Я стоял над Леоном, чтобы соболезновать ему, и никогда еще не чувствовал себя так неловко: у меня ничего не получалось. Он не мог меня обрести, только пена на губах пузырилась. Он искал другого Фердинана, разумеется, совсем другого масштаба, чем я, искал, чтобы легче умереть, вернее, чтобы тот помог ему легче умереть. Силился отдать себе отчет, не сделал ли мир успехи. Вечный неудачник, он добросовестно подбивал итог. И если люди, пока он жил, стали хоть чуть-чуть лучше, не был ли он невольно несправедлив к ним? Но рядом был только я, подлинный Фердинан, которому недоставало того, что возвышает человека над собственной жизнью, — любви к чужой. Этого во мне не было, вернее, было настолько мало, что не стоило и показывать. Что я перед величием смерти? Так, мелочь. Не было во мне великой идеи человечности. Я, пожалуй, больше расстроился бы, подыхай при мне собака, а не Робинзон, потому как у собаки нет хитринки, а в Леоне она все-таки была.
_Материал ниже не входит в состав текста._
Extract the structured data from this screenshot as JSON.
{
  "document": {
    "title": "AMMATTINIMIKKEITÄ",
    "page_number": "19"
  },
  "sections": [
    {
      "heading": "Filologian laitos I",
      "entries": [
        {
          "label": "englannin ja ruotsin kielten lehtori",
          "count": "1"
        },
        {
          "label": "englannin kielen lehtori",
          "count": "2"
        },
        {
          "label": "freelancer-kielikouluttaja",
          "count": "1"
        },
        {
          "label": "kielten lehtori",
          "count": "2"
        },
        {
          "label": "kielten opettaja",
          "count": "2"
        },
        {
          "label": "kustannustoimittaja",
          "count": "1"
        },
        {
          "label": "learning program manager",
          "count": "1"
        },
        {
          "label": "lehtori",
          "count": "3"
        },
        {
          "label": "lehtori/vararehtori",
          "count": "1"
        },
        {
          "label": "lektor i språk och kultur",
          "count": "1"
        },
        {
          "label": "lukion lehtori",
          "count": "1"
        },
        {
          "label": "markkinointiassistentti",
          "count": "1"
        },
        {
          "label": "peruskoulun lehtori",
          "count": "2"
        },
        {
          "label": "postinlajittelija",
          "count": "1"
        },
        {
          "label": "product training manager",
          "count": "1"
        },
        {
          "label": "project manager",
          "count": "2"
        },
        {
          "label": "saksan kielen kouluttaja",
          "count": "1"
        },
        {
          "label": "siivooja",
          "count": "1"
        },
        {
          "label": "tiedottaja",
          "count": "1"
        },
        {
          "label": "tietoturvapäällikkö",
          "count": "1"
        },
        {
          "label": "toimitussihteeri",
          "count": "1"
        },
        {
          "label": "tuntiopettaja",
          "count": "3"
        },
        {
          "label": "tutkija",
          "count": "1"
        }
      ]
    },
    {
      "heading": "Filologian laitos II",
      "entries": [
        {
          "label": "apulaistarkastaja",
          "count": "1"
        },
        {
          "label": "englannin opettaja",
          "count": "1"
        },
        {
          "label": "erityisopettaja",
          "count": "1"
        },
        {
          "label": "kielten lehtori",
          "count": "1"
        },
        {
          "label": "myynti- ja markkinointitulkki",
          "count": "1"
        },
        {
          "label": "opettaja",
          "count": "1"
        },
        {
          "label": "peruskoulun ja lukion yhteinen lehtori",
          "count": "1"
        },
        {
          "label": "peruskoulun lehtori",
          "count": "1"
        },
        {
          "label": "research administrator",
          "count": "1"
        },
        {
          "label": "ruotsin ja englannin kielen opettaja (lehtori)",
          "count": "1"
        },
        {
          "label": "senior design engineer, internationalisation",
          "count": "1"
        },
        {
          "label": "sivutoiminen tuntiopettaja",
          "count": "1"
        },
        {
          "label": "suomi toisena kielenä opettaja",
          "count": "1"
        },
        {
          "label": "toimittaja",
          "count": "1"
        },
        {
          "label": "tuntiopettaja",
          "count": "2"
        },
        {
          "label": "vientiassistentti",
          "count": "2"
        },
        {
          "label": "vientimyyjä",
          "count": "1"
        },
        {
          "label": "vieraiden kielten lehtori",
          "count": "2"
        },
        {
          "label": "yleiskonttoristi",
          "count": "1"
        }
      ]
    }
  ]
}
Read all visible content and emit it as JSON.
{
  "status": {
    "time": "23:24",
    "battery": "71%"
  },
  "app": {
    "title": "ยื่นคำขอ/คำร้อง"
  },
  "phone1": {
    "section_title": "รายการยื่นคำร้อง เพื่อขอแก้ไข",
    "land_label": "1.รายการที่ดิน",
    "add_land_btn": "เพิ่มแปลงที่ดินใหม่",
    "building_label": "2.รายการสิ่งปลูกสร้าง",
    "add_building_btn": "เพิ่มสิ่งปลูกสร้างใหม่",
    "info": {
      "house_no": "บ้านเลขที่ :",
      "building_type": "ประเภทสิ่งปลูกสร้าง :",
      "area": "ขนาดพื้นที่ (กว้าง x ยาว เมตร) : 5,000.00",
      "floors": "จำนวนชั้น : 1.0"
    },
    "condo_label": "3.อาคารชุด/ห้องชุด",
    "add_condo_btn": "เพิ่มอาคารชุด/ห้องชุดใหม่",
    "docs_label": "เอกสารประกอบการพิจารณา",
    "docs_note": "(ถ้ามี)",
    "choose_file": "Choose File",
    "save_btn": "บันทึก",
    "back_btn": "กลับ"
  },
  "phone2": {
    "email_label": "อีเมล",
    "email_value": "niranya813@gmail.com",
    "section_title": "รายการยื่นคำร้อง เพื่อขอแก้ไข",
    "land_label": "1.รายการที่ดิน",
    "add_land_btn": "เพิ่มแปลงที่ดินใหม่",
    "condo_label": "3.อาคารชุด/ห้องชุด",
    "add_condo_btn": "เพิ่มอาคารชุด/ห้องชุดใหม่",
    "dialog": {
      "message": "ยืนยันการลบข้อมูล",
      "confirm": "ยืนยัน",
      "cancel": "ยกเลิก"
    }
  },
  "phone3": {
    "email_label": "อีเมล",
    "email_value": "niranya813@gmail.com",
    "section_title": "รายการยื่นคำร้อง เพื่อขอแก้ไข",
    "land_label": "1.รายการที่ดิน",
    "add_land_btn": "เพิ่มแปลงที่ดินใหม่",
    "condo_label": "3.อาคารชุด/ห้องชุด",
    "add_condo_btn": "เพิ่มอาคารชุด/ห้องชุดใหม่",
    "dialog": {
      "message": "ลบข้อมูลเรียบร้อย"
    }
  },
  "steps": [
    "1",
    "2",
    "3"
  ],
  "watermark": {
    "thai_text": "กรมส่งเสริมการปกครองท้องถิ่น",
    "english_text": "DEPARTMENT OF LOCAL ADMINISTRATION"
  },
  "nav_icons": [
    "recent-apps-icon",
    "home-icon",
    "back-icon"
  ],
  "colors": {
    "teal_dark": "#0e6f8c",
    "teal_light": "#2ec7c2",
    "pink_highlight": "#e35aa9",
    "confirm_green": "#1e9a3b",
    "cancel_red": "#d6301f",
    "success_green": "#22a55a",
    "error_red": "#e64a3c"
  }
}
Я тоже был с хитринкой: все — такие. Все остальное было растеряно по пути; даже гримасы, которые могут сгодиться у постели умирающих, я и те растерял по пути, все растерял и не находил ничего такого, что нужно, чтобы сдохнуть, ничего, кроме хитростей. Чувство, которое я испытывал, было пустым, как дача, куда ездят только в сезон отпусков и где с трудом можно жить. И потом, человек в агонии требователен. Просто агонизировать ему мало, околевая, он еще хочет наслаждаться: из горла последний крик рвется, артерии закупорены мочевиной, но и на краю жизни подавай ему наслаждение.
А вдоволь наслаждаться умирающие больше не в силах, вот они и хнычут. Требуют. Протестуют. Даже перед смертью пытаются разыгрывать горестную комедию.
Робинзон немного пришел в себя, когда Суходроков впрыснул ему морфий. Он даже малость поговорил с нами о случившемся.
— Лучше уж такой конец, — заключил он и добавил: — Я думал, это больнее.
Когда Суходроков спросил, где точно у него болит, стало видно, как далеко ушел от нас Леон, хотя и пытается еще что-то сказать. Но у него не хватило на это ни сил, ни возможностей. Он плакал, ловил ртом воздух и смеялся. Он был не похож на обычного больного, и мы не знали, как вести себя с ним.
Казалось, теперь он хочет помочь нам, живым. Ищет для нас радости, чтобы уж было из-за чего оставаться на земле. Он протянул нам обоим руки. Я поцеловал его. Это единственное, что можно, не боясь ошибиться, делать в таких случаях. Мы ждали. Больше он не сказал ни слова. Чуть позже, примерно через час, вряд ли поздней, началось кровоизлияние, обильное, внутреннее, неудержимое. Оно его и унесло.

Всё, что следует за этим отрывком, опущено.